Cellular and Molecular Research Center, Birjand University of Medical Sciences, Birjand, Iran
Department of Clinical Biochemistry, Faculty of Medical Sciences, Tarbiat Modares University, Tehran, Iran

how to cite: Moossavi M, Ibrahimi M, Mohammadoo-Khorasani M. Possible Association Between XRCC1 Genes Polymorphisms and Systemic Lupus Erythematosus. Gene Cell Tissue. 2017;4(2):e4513. doi: 10.5812/gct.4513.

Dear Editor,

Systemic lupus erythematosus (SLE) is a chronic inflammatory disease that involves multisystem organs. High production of auto-antibodies in this disease leads to hyper activation of the immune system and causes inflammation (1).

The pathogenesis of SLE is not completely understood. Previous studies have shown that genetic factors play a key role in this disease (2-5). Anti-genicity could be increased by reactive oxygen species (ROS), which causes DNA conformation changes and DNA base damages or breaks (6). DNA repair enzymes monitor the DNA structure to correct damaged nucleotide produced by methylation, oxidation or oxidative damage; therefore, DNA repair mechanisms have an essential role in genome stability (7). X-ray cross-complementing 1 (XRCC1) is one of the DNA repair genes that may play a critical role in SLE (8).
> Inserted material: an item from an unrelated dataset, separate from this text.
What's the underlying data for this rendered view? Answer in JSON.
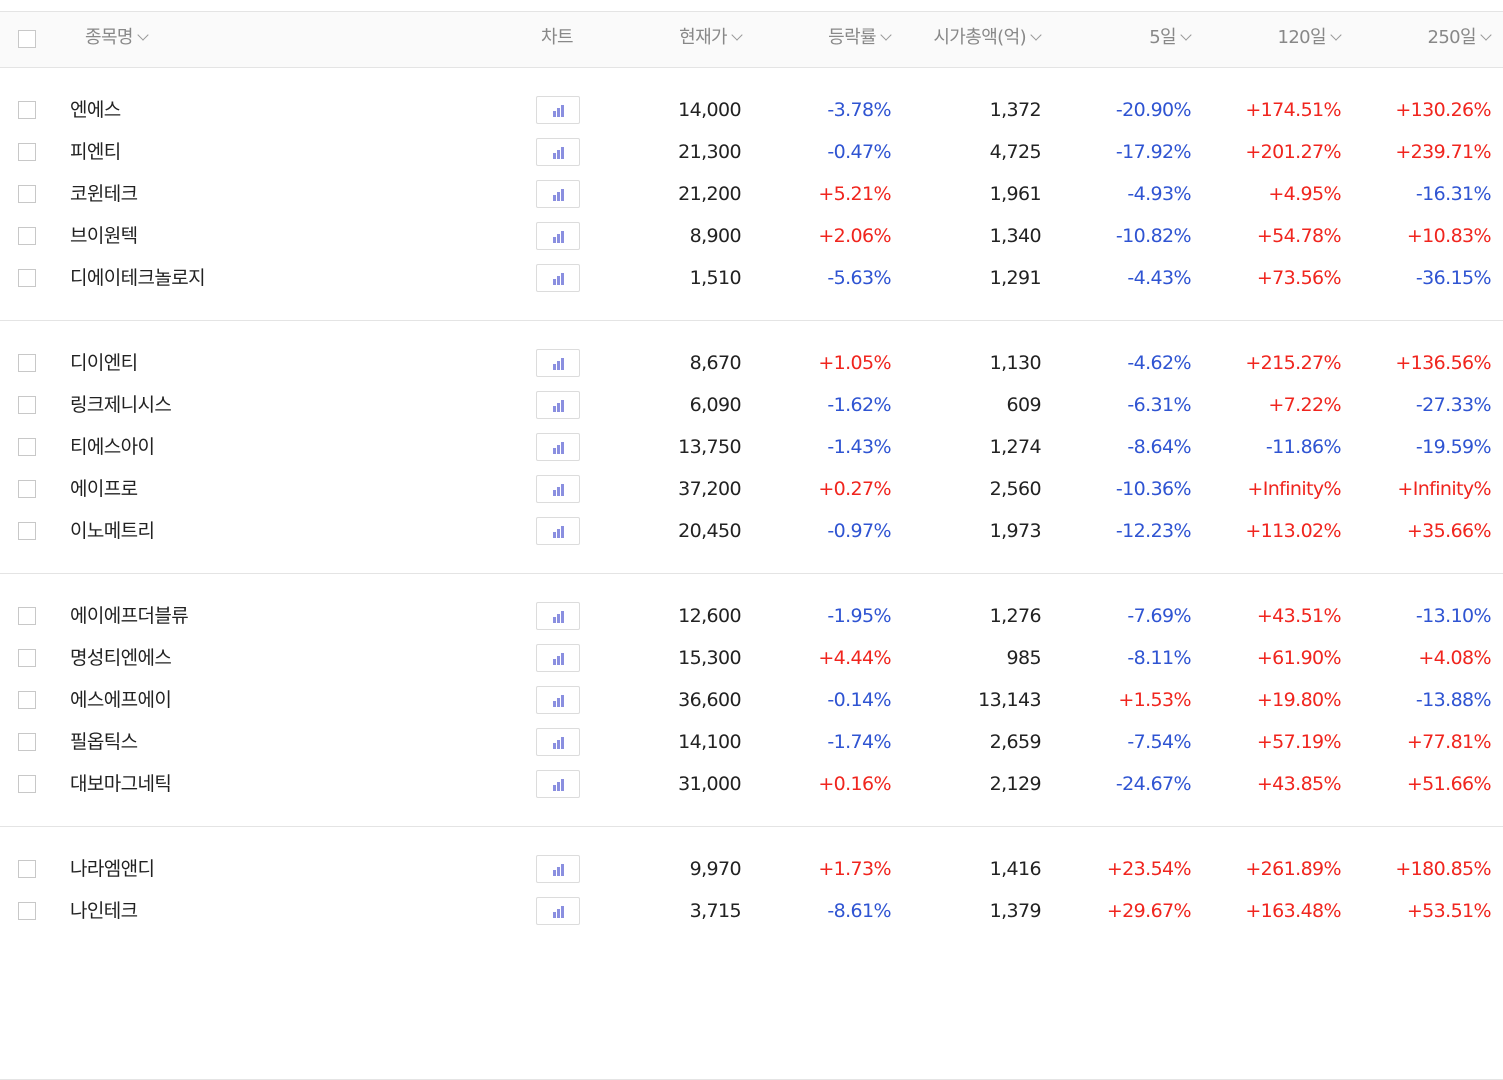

The main goal of this letter was to review the possible impacts of XRCC1 polymorphisms on SLE. Three single-nucleotide polymorphisms (SNPs) of this gene result in amino acid changes of Arg194Trp in exon 6 (rs1799782), Arg280His in exon 9 (rs25489), and Arg399Gln in exon 10 (rs25487) (9). In the first investigation, Bassi et al. could not show the association of XRCC1 polymorphism (rs25487) between SLE and healthy Brazilian individuals (10). Other investigations by Lin et al. and Warchol et al. showed that Arg/Arg genotype of rs25487 had a protective role against SLE in Chinese and Polish populations (8, 11). In the Iranian population, only one investigation was done, in which Salimi et al. showed that Arg/Gln had a protective role against SLE (6). Another SNP (rs1799782) was explored in 2 studies, which showed no association between the related SNP and SLE susceptibility (6, 11). The effect of rs25489 on SLE has not been investigated and the result of another SNP, which has been investigated should be elucidated. Therefore, more investigations are suggested on 3 SNPs of XRCC1 gene to clear its role in the SLE disease.